Kevin_scaevola a écrit :
Alors, si Hitler, tout en restant lui-même (
), avait seulement pensé un peu au futur, et avait envoyé en Afrique du Nord ces mêmes troupes, alors qu'ils n'étaient pas encore cruciaux dans le déroulement de la guerre à l'Est, toute la face de l'histoire aurait pu être changée...
Justement si, ces troupes étaient déjà cruciales et indispensables sur le front russe. Précisément à cause de l'échec de Barbarossa. Entre juin 1941 et mars 1942, les pertes de l'Ostheer atteignaient le million d'hommes. En mars 1942, seuls 8 divisions, soient 5 % de la totalité de l'Ostheer, étaient considérées comme prêtes à mener des actions offensives. Pour l'offensive d'été, voici la situation:
- Les unités du Sud, chargées de l'offensive, manquaient en moyenne de 2400 hommes par division d'infanterie et 1000 à 2000 pour les divisions blindées.
- Au Nord les manques étaient de 4800 hommes par division et au Centre de 6900 hommes.
- Au total, l'Ostheer manquait de 318 000 hommes pour avoir des unités complètes.
(tous les chiffres sont tirées du livre de Bartov "L'armée d'Hitler").
On voit, que chaque homme compte dès 1942: pas question de distraire les moindres forces (d'autant que la guerre de Hitler se joue à l'Est)... sauf en cas de crise majeure ailleurs. Or durant l'été 1942, tout semble aller bien en Afrique: Rommel tient ses adversaires en respect et il a même pris l'offensive. Hitler ne mesure sans doute pas les besoins réèls de l'armée d'Afrique, et pour cause, puisqu'il s'agit d'un front très secondaire et que son esprit est obnubilé par la Russie: les victoires de Rommel entretiennent ses erreurs d'appréciation et le "Renard" commet une grave erreur stratégique en se lançant dans une offensive qui ne correspond pas à ses moyens (et il aggrave sa situation en ne soutenant pas le projet de la prise de Malte) ni au but réèl de sa présence en Afrique. Hitler suit sa logique: une fois la victoire acquise à l'Est, il sera toujours temps de régler les autres problèmes, d'autant qu'il espère bien amener des Occidentaux démoralisés à la table des négociations.
Par contre la déroute d'El-Alamein conjuguée à Torch crée une crise très grave: la menace est de voir l'Italie sortir de la guerre, ce qui entrainerait l'ouverture d'un véritable second front pour l'Allemagne. Fort logiquement, Hitler doit parer à cette menace et l'envoi de troupes importantes (mais toujours limitées autant que possible vu les besoins croissants du front russe avec le désastre de Stalingrad) à ce moment-là est logique car il répond à une urgence qui ne semblait pas exister quelques mois plus tôt.

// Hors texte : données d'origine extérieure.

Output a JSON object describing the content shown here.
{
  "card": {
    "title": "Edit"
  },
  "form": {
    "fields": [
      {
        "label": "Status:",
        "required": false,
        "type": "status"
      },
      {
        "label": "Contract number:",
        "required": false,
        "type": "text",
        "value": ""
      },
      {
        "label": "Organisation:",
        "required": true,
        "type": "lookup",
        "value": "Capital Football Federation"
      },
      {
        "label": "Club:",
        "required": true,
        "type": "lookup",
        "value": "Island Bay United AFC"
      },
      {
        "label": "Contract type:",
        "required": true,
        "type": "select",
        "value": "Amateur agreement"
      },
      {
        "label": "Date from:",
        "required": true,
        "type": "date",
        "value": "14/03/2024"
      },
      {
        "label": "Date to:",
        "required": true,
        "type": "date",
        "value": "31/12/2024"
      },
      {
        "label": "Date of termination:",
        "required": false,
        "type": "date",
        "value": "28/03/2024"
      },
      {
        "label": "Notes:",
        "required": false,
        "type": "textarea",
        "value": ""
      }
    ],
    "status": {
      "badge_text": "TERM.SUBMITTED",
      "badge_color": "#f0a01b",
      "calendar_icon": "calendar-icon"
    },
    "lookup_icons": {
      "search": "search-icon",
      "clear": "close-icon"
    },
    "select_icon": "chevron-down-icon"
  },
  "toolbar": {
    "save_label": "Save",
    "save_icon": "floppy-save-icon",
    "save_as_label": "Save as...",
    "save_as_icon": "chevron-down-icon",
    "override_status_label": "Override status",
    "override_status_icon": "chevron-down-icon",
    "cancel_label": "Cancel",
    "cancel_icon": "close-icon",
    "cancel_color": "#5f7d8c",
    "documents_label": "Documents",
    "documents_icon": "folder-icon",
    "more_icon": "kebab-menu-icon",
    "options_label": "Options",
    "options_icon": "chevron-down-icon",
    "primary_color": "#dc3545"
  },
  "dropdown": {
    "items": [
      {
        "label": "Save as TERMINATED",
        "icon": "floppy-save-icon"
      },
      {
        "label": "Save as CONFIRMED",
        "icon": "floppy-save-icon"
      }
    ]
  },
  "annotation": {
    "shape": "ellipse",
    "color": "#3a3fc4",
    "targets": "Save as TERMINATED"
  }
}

Tout cela cadre parfaitement avec la logique hitlérienne.
Igor Geiller a écrit :
La perte de l'Egypte aurait contrait la Royal Navy à quitter la base d'Alexandrie. Dans ce cas, la flotte britannique aurait du passer le canal de Suez et trouver refuge, soit en Afrique de l'est, soit dans la péninsule arabique. La Palestine, la Syrie et le Liban seraient probablement aussi tombés aux mains de l'Axe. En tout cas la Grande-Bretagne perdait le contrôle de la Méditerrannée orientale. Ramener le pétrole n'aurait donc pas été difficile, puisque l'Axe contrôlait les îles de la mer Egée.
Et puis, une victoire de l'Axe dans la région aurait peut-être convaincu la Turquie d'entrer en guerre.
Sur ces questions, vous pouvez lire l'ouvrage de Bernard Schnetzler, Les erreurs stratégiques du IIIe Reich.
Remarque juste en effet (encore que je trouve le Moyen-Orient bien exposé et bien délicat à contrôler et à protéger pour l'Allemagne). Après réflexion cependant, je pense qu'elle n'invalide pas mon autre propos: miser sur le Moyen-Orient rendrait nécessaire une réorientation de la stratégie du Reich incompatible avec la guerre à l'Est (corollaire: celle-ci ayant eu lieu, il n'y a plus à songer à la Méditerranée). Car pour maîtriser la Méditerranée il resterait nécessaire de chasser également les Alliés de leurs points d'appui de Malte et Gibraltar et de contrer tout débarquement en Afrique du Nord: tout cela rendrait indispensable un investissement considérable. Une telle stratégie aurait pu être concevable dans la foulée des victoires de 1940, mais Hitler ayant choisi (en parfaite conformité avec sa vision du monde) de lancer sa grande guerre de conquête et d'extermination à l'Est, la question cesse dès lors de se poser: l'avenir du conflit (et donc toute possibilité de victoire allemande) se jouera à l'Est, et pas ailleurs.